The main problem with both hypotheses is the issue of the selectivity of the mass extinction; some organisms were wiped out, while others were unaffected. Can climate change really explain the differential selectivity of the K-T event? The lack of understanding of the physiology of dinosaurs makes the issue more complex; if they were endothermic, why did they not survive like birds and mammals? If they were ectothermic, why did small dinosaurs not survive like small reptiles?

Also, many studies have focused on the extinction of dinosaurs alone, and have forgotten about the more substantial marine ecosystem collapse. The fossil record suggests that some marine reptiles died out several million years prior to the K-T boundary.

Other major problems with the issue are that it is not easy to prove (test) causation (as noted before), and that most of the ages of the rocks that different evidence comes from are questionable.

 

The two main schools of thought are split fairly evenly among scientists familiar with them.
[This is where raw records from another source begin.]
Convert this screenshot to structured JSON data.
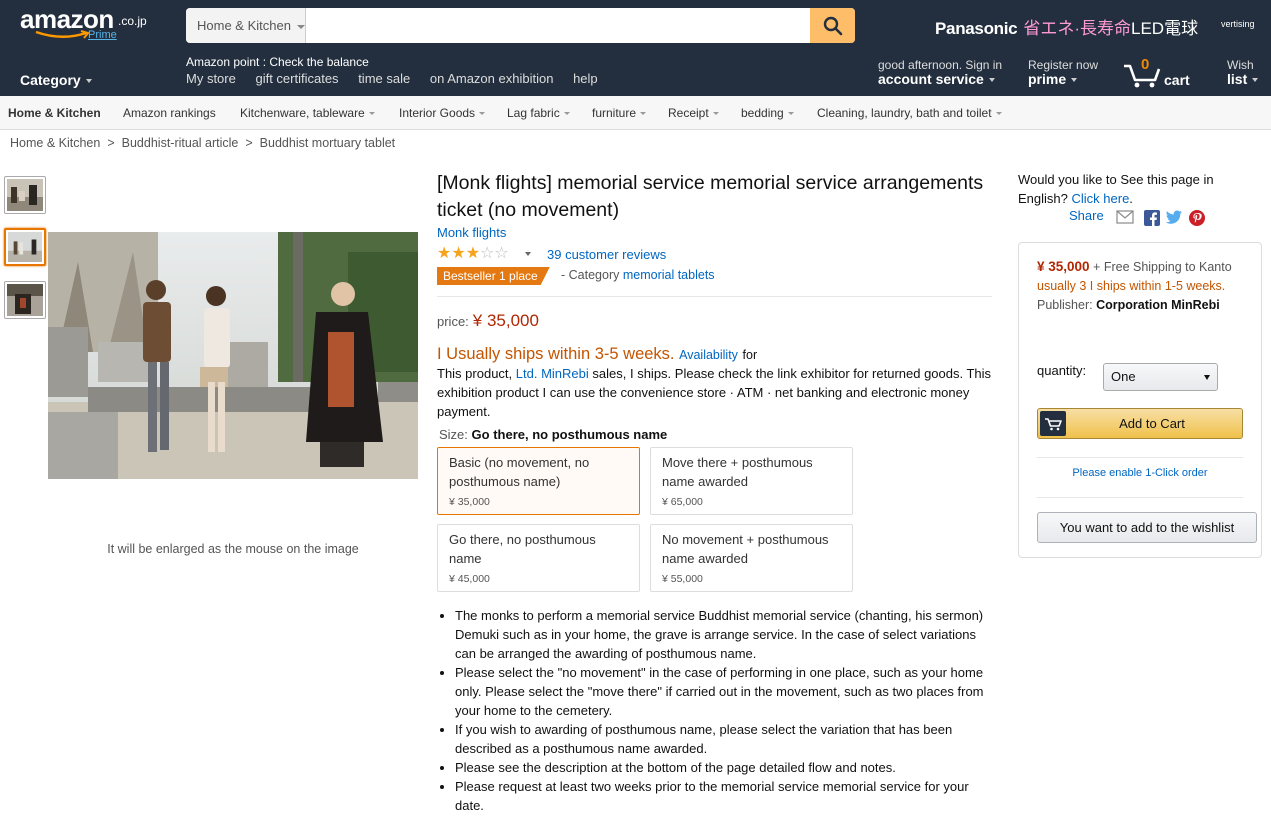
{
  "header": {
    "logo_text": "amazon",
    "logo_tld": ".co.jp",
    "logo_prime": "Prime",
    "search": {
      "department": "Home & Kitchen",
      "placeholder": "",
      "button_icon": "search-icon"
    },
    "promo": {
      "brand": "Panasonic",
      "tagline": "省エネ·長寿命",
      "product": "LED電球",
      "ad_label": "vertising"
    },
    "points_text": "Amazon point : Check the balance",
    "links": [
      "My store",
      "gift certificates",
      "time sale",
      "on Amazon exhibition",
      "help"
    ],
    "category_label": "Category",
    "account": {
      "line1": "good afternoon. Sign in",
      "line2": "account service"
    },
    "prime": {
      "line1": "Register now",
      "line2": "prime"
    },
    "cart": {
      "count": "0",
      "label": "cart"
    },
    "wishlist": {
      "line1": "Wish",
      "line2": "list"
    }
  },
  "subnav": {
    "home": "Home & Kitchen",
    "items": [
      "Amazon rankings",
      "Kitchenware, tableware",
      "Interior Goods",
      "Lag fabric",
      "furniture",
      "Receipt",
      "bedding",
      "Cleaning, laundry, bath and toilet"
    ]
  },
  "breadcrumb": [
    "Home & Kitchen",
    "Buddhist-ritual article",
    "Buddhist mortuary tablet"
  ],
  "product": {
    "title": "[Monk flights] memorial service memorial service arrangements ticket (no movement)",
    "brand": "Monk flights",
    "rating": 3,
    "rating_max": 5,
    "reviews": "39 customer reviews",
    "bestseller_badge": "Bestseller 1 place",
    "bestseller_prefix": "- Category",
    "bestseller_category": "memorial tablets",
    "price_label": "price:",
    "price": "¥ 35,000",
    "shipping": "I Usually ships within 3-5 weeks.",
    "availability_link": "Availability",
    "availability_for": "for",
    "seller_text_1": "This product,",
    "seller_link_1": "Ltd.",
    "seller_link_2": "MinRebi",
    "seller_text_2": "sales, I ships. Please check the link exhibitor for returned goods. This exhibition product I can use the convenience store · ATM · net banking and electronic money payment.",
    "size_label": "Size:",
    "size_value": "Go there, no posthumous name",
    "variants": [
      {
        "name": "Basic (no movement, no posthumous name)",
        "price": "¥ 35,000"
      },
      {
        "name": "Move there + posthumous name awarded",
        "price": "¥ 65,000"
      },
      {
        "name": "Go there, no posthumous name",
        "price": "¥ 45,000"
      },
      {
        "name": "No movement + posthumous name awarded",
        "price": "¥ 55,000"
      }
    ],
    "bullets": [
      "The monks to perform a memorial service Buddhist memorial service (chanting, his sermon) Demuki such as in your home, the grave is arrange service. In the case of select variations can be arranged the awarding of posthumous name.",
      "Please select the \"no movement\" in the case of performing in one place, such as your home only. Please select the \"move there\" if carried out in the movement, such as two places from your home to the cemetery.",
      "If you wish to awarding of posthumous name, please select the variation that has been described as a posthumous name awarded.",
      "Please see the description at the bottom of the page detailed flow and notes.",
      "Please request at least two weeks prior to the memorial service memorial service for your date."
    ],
    "enlarge_hint": "It will be enlarged as the mouse on the image"
  },
  "right": {
    "english_prompt": "Would you like to See this page in English?",
    "english_link": "Click here",
    "english_end": ".",
    "share_label": "Share",
    "buybox": {
      "price": "¥ 35,000",
      "shipping": "+ Free Shipping to Kanto",
      "ships": "usually 3 I ships within 1-5 weeks.",
      "publisher_label": "Publisher:",
      "publisher": "Corporation MinRebi",
      "quantity_label": "quantity:",
      "quantity_value": "One",
      "add_to_cart": "Add to Cart",
      "one_click": "Please enable 1-Click order",
      "wishlist_button": "You want to add to the wishlist"
    }
  },
  "colors": {
    "header_bg": "#232f3e",
    "link": "#0066c0",
    "price": "#b12704",
    "ships": "#c45500",
    "badge": "#e47911",
    "search_button": "#febd69"
  }
}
Either an intrinsic or extrinsic cause for the extinction would have complex biotic effects on ecosystems which would look confusing in the fossil record. There could well have been different, even separate extinctions in the oceans and on land; the marine fossil record does support a slightly rapid decline, while the terrestrial record (especially in North America) strongly suggests a more gradual decline (but again, has a fragmentary fossil record). If an extraterrestrial impact occurred during a gradual decline, which might explain the seemingly contradictory evidence. If looking for an opinion from a paleontologist's point of view, it seems that the simplest explanation is that the climatic changes induced by the shifting continents and the regression of the continental seaways were the ultimate cause (at least in North America), but this has not been (and may not ever be) proven. There is much work to be done, and much value to this work -- understanding the K-T extinction would help us to understand mass extinctions in general, and might provide a glimpse into the fleeting, evanescent nature of our own mortality.